Toujours du côté des remèdes, et plus important encore, j’ai le sentiment que lentement les consciences ont pu évoluer et percevoir à quel point nous sommes individuellement et collectivement capables de nous adapter à un mode de vie radicalement nouveau. Ainsi, avant ce coronavirus, le réchauffement climatique croissant auraient déjà dû nous faire basculer vers un mode d’action plus radical. Pourtant, comme cela s’est produit à de nombreuses reprises dans l’histoire de l’humanité, nous n’étions pas prêts à agir avant d’avoir atteint le point de crise. Maintenant que nous y sommes, nous commençons à comprendre que la crise du coronavirus en elle-même ne sera qu’une toute petite épingle sur la ligne du temps de l’évolution humaine, comparée à ce que nous devons subir pour être totalement fluides sur le plan numérique et durables sur le plan de l’environnement. Mais cette crise nous rappelle que nous sommes en mesure de le faire. Nous sommes des animaux darwiniens. Nous savons comment nous adapter à de nouvelles conditions. Ne pas craindre le changement, c’est faire preuve de sagesse, et cela sera utile si nous voulons vraiment donner une autre dimension dans la mise en œuvre de la technologie numérique au sein de nos sociétés. Quoi qu’il en coûte.

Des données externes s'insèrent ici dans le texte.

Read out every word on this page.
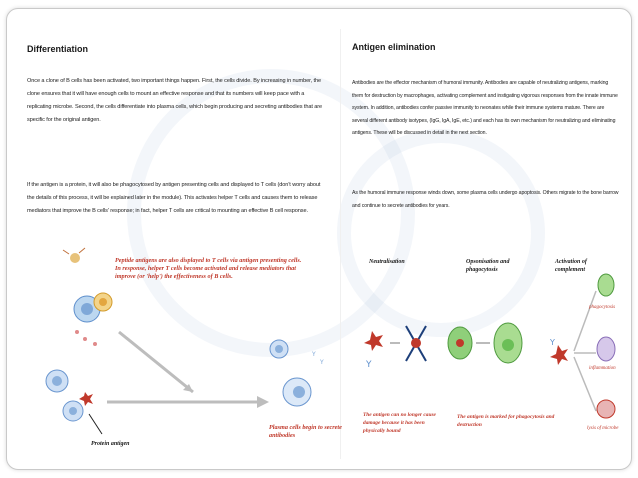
Differentiation
Once a clone of B cells has been activated, two important things happen. First, the cells divide. By increasing in number, the clone ensures that it will have enough cells to mount an effective response and that its numbers will keep pace with a replicating microbe. Second, the cells differentiate into plasma cells, which begin producing and secreting antibodies that are specific for the original antigen.
If the antigen is a protein, it will also be phagocytosed by antigen presenting cells and displayed to T cells (don't worry about the details of this process, it will be explained later in the module). This activates helper T cells and causes them to release mediators that improve the B cells' response; in fact, helper T cells are critical to mounting an effective B cell response.
Y
Y
Peptide antigens are also displayed to T cells via antigen presenting cells. In response, helper T cells become activated and release mediators that improve (or 'help') the effectiveness of B cells.
Protein antigen
Plasma cells begin to secrete antibodies
Antigen elimination
Antibodies are the effector mechanism of humoral immunity. Antibodies are capable of neutralizing antigens, marking them for destruction by macrophages, activating complement and instigating vigorous responses from the innate immune system. In addition, antibodies confer passive immunity to neonates while their immune systems mature. There are several different antibody isotypes, (IgG, IgA, IgE, etc.) and each has its own mechanism for neutralizing and eliminating antigens. These will be discussed in detail in the next section.
As the humoral immune response winds down, some plasma cells undergo apoptosis. Others migrate to the bone barrow and continue to secrete antibodies for years.
Neutralisation	Opsonisation and phagocytosis
Activation of complement
Y
Y
phagocytosis
inflammation
lysis of microbe
The antigen can no longer cause damage because it has been physically bound
The antigen is marked for phagocytosis and destruction
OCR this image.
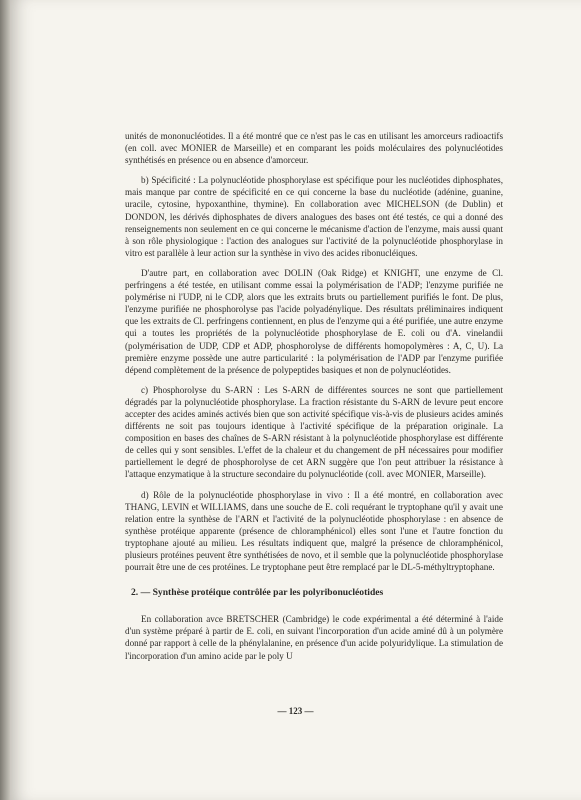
unités de mononucléotides. Il a été montré que ce n'est pas le cas en utilisant les amorceurs radioactifs (en coll. avec MONIER de Marseille) et en comparant les poids moléculaires des polynucléotides synthétisés en présence ou en absence d'amorceur.

b) Spécificité : La polynucléotide phosphorylase est spécifique pour les nucléotides diphosphates, mais manque par contre de spécificité en ce qui concerne la base du nucléotide (adénine, guanine, uracile, cytosine, hypoxanthine, thymine). En collaboration avec MICHELSON (de Dublin) et DONDON, les dérivés diphosphates de divers analogues des bases ont été testés, ce qui a donné des renseignements non seulement en ce qui concerne le mécanisme d'action de l'enzyme, mais aussi quant à son rôle physiologique : l'action des analogues sur l'activité de la polynucléotide phosphorylase in vitro est parallèle à leur action sur la synthèse in vivo des acides ribonucléiques.

D'autre part, en collaboration avec DOLIN (Oak Ridge) et KNIGHT, une enzyme de Cl. perfringens a été testée, en utilisant comme essai la polymérisation de l'ADP; l'enzyme purifiée ne polymérise ni l'UDP, ni le CDP, alors que les extraits bruts ou partiellement purifiés le font. De plus, l'enzyme purifiée ne phosphorolyse pas l'acide polyadénylique. Des résultats préliminaires indiquent que les extraits de Cl. perfringens contiennent, en plus de l'enzyme qui a été purifiée, une autre enzyme qui a toutes les propriétés de la polynucléotide phosphorylase de E. coli ou d'A. vinelandii (polymérisation de UDP, CDP et ADP, phosphorolyse de différents homopolymères : A, C, U). La première enzyme possède une autre particularité : la polymérisation de l'ADP par l'enzyme purifiée dépend complètement de la présence de polypeptides basiques et non de polynucléotides.

c) Phosphorolyse du S-ARN : Les S-ARN de différentes sources ne sont que partiellement dégradés par la polynucléotide phosphorylase. La fraction résistante du S-ARN de levure peut encore accepter des acides aminés activés bien que son activité spécifique vis-à-vis de plusieurs acides aminés différents ne soit pas toujours identique à l'activité spécifique de la préparation originale. La composition en bases des chaînes de S-ARN résistant à la polynucléotide phosphorylase est différente de celles qui y sont sensibles. L'effet de la chaleur et du changement de pH nécessaires pour modifier partiellement le degré de phosphorolyse de cet ARN suggère que l'on peut attribuer la résistance à l'attaque enzymatique à la structure secondaire du polynucléotide (coll. avec MONIER, Marseille).

d) Rôle de la polynucléotide phosphorylase in vivo : Il a été montré, en collaboration avec THANG, LEVIN et WILLIAMS, dans une souche de E. coli requérant le tryptophane qu'il y avait une relation entre la synthèse de l'ARN et l'activité de la polynucléotide phosphorylase : en absence de synthèse protéique apparente (présence de chloramphénicol) elles sont l'une et l'autre fonction du tryptophane ajouté au milieu. Les résultats indiquent que, malgré la présence de chloramphénicol, plusieurs protéines peuvent être synthétisées de novo, et il semble que la polynucléotide phosphorylase pourrait être une de ces protéines. Le tryptophane peut être remplacé par le DL-5-méthyltryptophane.

2. — Synthèse protéique contrôlée par les polyribonucléotides

En collaboration avce BRETSCHER (Cambridge) le code expérimental a été déterminé à l'aide d'un système préparé à partir de E. coli, en suivant l'incorporation d'un acide aminé dû à un polymère donné par rapport à celle de la phénylalanine, en présence d'un acide polyuridylique. La stimulation de l'incorporation d'un amino acide par le poly U

— 123 —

L’une des conséquences intéressantes du coronavirus est qu’il a fait naître un sentiment de destin commun dans le monde entier. Auparavant, nous n’étions connectés que par les plateformes en ligne que nous utilisions. Les mêmes emojis étaient utilisés pour exprimer la joie ou le chagrin, de l’Antarctique aux déserts de Mongolie. Aujourd’hui, la santé d’une Chilienne à Valparaiso a des conséquences directes sur la résistance mondiale à la propagation du virus. Peut-être que pour la première fois depuis longtemps, nous sommes capables de sentir dans nos tripes que nous appartenons à une espèce, plutôt qu’à une collection de sentiments nationalistes. On peut cependant regretter que ce qui a manqué lors de cette crise, c’est un acteur responsable du leadership mondial. Si tous les pays ne parviennent pas à se mettre d’accord sur une stratégie commune pour lutter contre une menace très imminente, comment pourraient-ils s’organiser pour opérer des changements à long terme en vue d’adopter un mode de vie durable ?

Pour faire face aux défis mondiaux, nous avons besoin d’une direction mondiale dotée d’un pouvoir exécutif. Dans le cas contraire, les États-nations privilégieront toujours leurs intérêts nationaux égoïstes.

Il est important de s’en souvenir si nous voulons que la planète Terre reste un foyer collectif où nous pourrons tous vivre. Et à ce titre, il est rassurant de savoir que nous disposons non seulement d’une infrastructure commune, mais aussi d’un ensemble d’outils numériques partagés pour faire de cette délégation d’autorité à une entité plus efficace une réalité.

Je vous remercie d’avoir eu le courage et la patience de lire ce qui suit. Je pense que vous êtes déjà submergés d’analyses de la situation. J’espère que celle-ci vous a apporté un éclairage différent.